I believed, and still believe that Bush, Blair, Powell and Rumsfeld were sincere in their assertion that Saddam posessed WMDs.
Others may not. I believe that there are sound reasons to think that, but I always readily concede that there are sound reasons not to. It is however definitely a possibility. Given that that possibility is true the Saddam as deceiver hypothesis does a very good job of describing subsequent behavior of all the parties concerened in this war.
A good hypothesis covers evidence. Now bearing in mind that a hypothesis if far from a theory and even farther from a fact, I would state that in the strict sense of a hypothesis it is a very good one.
Instead of being ridiculed this hypothesis should be measured and evaluated.
People who feel that Bush is a clear deceiver would be right to criticize me if I was not open to the possibility. They would be right to do so. Yet, these same people who would criticize closed-mindedness in others automatically reject alternate hypotheses.

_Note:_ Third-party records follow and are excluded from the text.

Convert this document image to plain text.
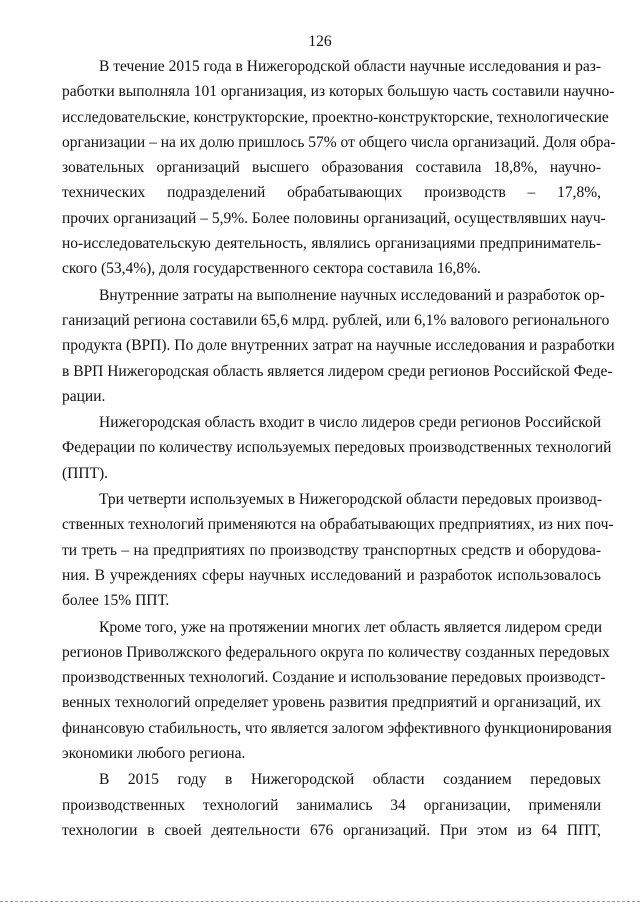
126

В течение 2015 года в Нижегородской области научные исследования и раз-
работки выполняла 101 организация, из которых большую часть составили научно-
исследовательские, конструкторские, проектно-конструкторские, технологические
организации – на их долю пришлось 57% от общего числа организаций. Доля обра-
зовательных организаций высшего образования составила 18,8%, научно-
технических подразделений обрабатывающих производств – 17,8%,
прочих организаций – 5,9%. Более половины организаций, осуществлявших науч-
но-исследовательскую деятельность, являлись организациями предприниматель-
ского (53,4%), доля государственного сектора составила 16,8%.

Внутренние затраты на выполнение научных исследований и разработок ор-
ганизаций региона составили 65,6 млрд. рублей, или 6,1% валового регионального
продукта (ВРП). По доле внутренних затрат на научные исследования и разработки
в ВРП Нижегородская область является лидером среди регионов Российской Феде-
рации.

Нижегородская область входит в число лидеров среди регионов Российской
Федерации по количеству используемых передовых производственных технологий
(ППТ).

Три четверти используемых в Нижегородской области передовых производ-
ственных технологий применяются на обрабатывающих предприятиях, из них поч-
ти треть – на предприятиях по производству транспортных средств и оборудова-
ния. В учреждениях сферы научных исследований и разработок использовалось
более 15% ППТ.

Кроме того, уже на протяжении многих лет область является лидером среди
регионов Приволжского федерального округа по количеству созданных передовых
производственных технологий. Создание и использование передовых производст-
венных технологий определяет уровень развития предприятий и организаций, их
финансовую стабильность, что является залогом эффективного функционирования
экономики любого региона.

В 2015 году в Нижегородской области созданием передовых
производственных технологий занимались 34 организации, применяли
технологии в своей деятельности 676 организаций. При этом из 64 ППТ,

It appears that what I thought was going to happen back last year was wrong. It appears that we will not find widespread WMDs. In fact the possibility for finding any is diminishing.
This report tomorrow should be very important.
Trying to beat up this report tomorrow will serve no useful purpose. Trying to make more of the evidence it describes (if any) than is warranted is similarly without purpose.
It’s easy to caught in a rhetorical argument, promoting or defending a position. It’s difficult to try to give these things the proper weight.